19/04/2024

As histórias são nossas memórias...


Trecho de "A Cidade das Palavras" de Alberto Manguel, tratando sobre a memória, bibliotecas e a leitura:

"...as histórias concentram nosso saber e lhe dão forma narrativa, de modo que, por obra das nuanças do tom, do estilo,e da peripécia, tentemos não esquecer o que aprendemos. As histórias são nossas memórias, as bibliotecas são os depósitos dessa memória, e a leitura é o oficio por meio do qual podemos recriar essa memória, recitando-a, glosando-a, traduzindo-a para nossa própria experiência, permitindo-nos construir sobre os alicerces do que as gerações passadas quiseram preservar".

10/03/2024

Jean Baudrillard e o terrorismo

"Power Inferno" é uma pequena coletânea de artigos escritos por Jean Baudrillard a partir do ataque às torres gemeas em 2001. Em um dos trechos de "Hipóteses sobre o Terrorismo" ele inclui uma impensável referência a uma fábula de Nasreddin (o mitológico filósofo e sábio turco populista, lembrado por suas histórias engraçadas e anedotas) que repercute no seu texto:

"Nasreddin atravessa a fronteira todos os dias com mulas carregadas de sacos.
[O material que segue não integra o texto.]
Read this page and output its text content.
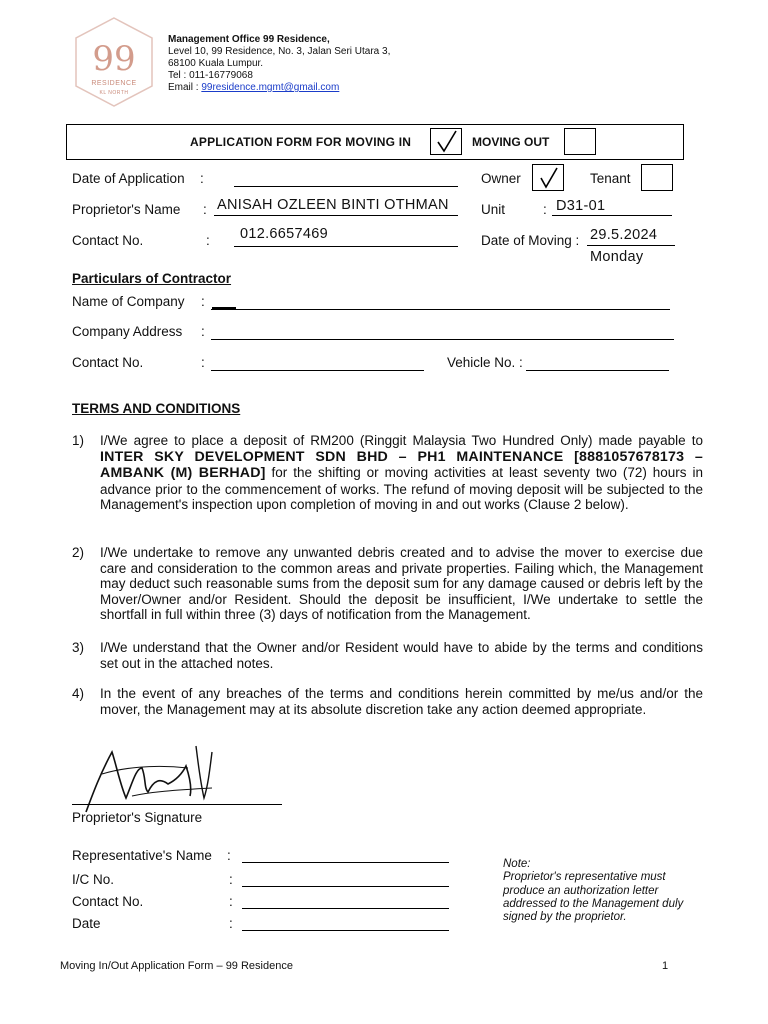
99
RESIDENCE
KL NORTH
Management Office 99 Residence,
Level 10, 99 Residence, No. 3, Jalan Seri Utara 3,
68100 Kuala Lumpur.
Tel : 011-16779068
Email : 99residence.mgmt@gmail.com
APPLICATION FORM FOR MOVING IN	MOVING OUT
Date of Application :	Owner	Tenant
Proprietor's Name : ANISAH OZLEEN BINTI OTHMAN Unit	: D31-01
Contact No.	: 012.6657469	Date of Moving : 29.5.2024
Monday
Particulars of Contractor
Name of Company :
Company Address :
Contact No.	:	Vehicle No. :
TERMS AND CONDITIONS
1) I/We agree to place a deposit of RM200 (Ringgit Malaysia Two Hundred Only) made payable to INTER SKY DEVELOPMENT SDN BHD – PH1 MAINTENANCE [8881057678173 – AMBANK (M) BERHAD] for the shifting or moving activities at least seventy two (72) hours in advance prior to the commencement of works. The refund of moving deposit will be subjected to the Management's inspection upon completion of moving in and out works (Clause 2 below).
2) I/We undertake to remove any unwanted debris created and to advise the mover to exercise due care and consideration to the common areas and private properties. Failing which, the Management may deduct such reasonable sums from the deposit sum for any damage caused or debris left by the Mover/Owner and/or Resident. Should the deposit be insufficient, I/We undertake to settle the shortfall in full within three (3) days of notification from the Management.
3) I/We understand that the Owner and/or Resident would have to abide by the terms and conditions set out in the attached notes.
4) In the event of any breaches of the terms and conditions herein committed by me/us and/or the mover, the Management may at its absolute discretion take any action deemed appropriate.
Proprietor's Signature
Representative's Name :
I/C No.	:
Contact No.	:
Date	:
Note:
Proprietor's representative must produce an authorization letter addressed to the Management duly signed by the proprietor.
Moving In/Out Application Form – 99 Residence	1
Cada vez, os sacos são revistados, mas não se encontra nada. Nasreddin continua a passar a fronteira com suas mulas. Muito tempo depois, algúem lhe pergunta o que contrabandeava. E ele responde: "Mulas".

Lendo e relendo a passagem, vemos que faz todo o sentido no contexto e no tema tratado...

19/11/2023

Onde está a verdade? E o papel da memória?


Luis Buñuel, notável e diferenciado cineasta, também tem suas citações memoráveis:

"Daria a vida por um homem que busca a verdade, mas mataria um homem que julga ter encontrado a verdade."

“É preciso começar a perder a memória para se dar conta que é essa memória que compõe toda a nossa vida. Uma vida sem memória não é uma vida (…). Ela é nossa coerência, nossa razão, nosso sentimento e até mesmo nossa ação. Sem ela nós não somos nada”.

“Indispensável e onipotente, a memória é também frágil e ameaçada. Ameaçada não pelo esquecimento, o seu velho inimigo, mas também pelas falsas recordações que a invadem dia após dia”

Simples assim.

31/07/2023

Quer organizar a sua biblioteca?

Se você tem uma certa quantidade de livros provavelmente já enfrentou o desafio de tentar organizar a sua biblioteca... e com certeza viveu muitas indecisões e sempre acreditou que não tinha conhecimento suficiente para levar esta tarefa a cabo...

Lendo "Como organizar uma biblioteca" de Roberto Calasso, encontrei um alívio, representado por pensamentos bem elaborados:

 "Sóbrias palavras que convidam a se resignar, de uma vez por todas: a organização de uma biblioteca nunca encontrará — aliás nunca deveria encontrar — uma solução.
Simplesmente porque uma biblioteca é um organismo em perene movimento. É um terreno vulcânico onde sempre está acontecendo algo, mesmo que não seja perceptível de fora."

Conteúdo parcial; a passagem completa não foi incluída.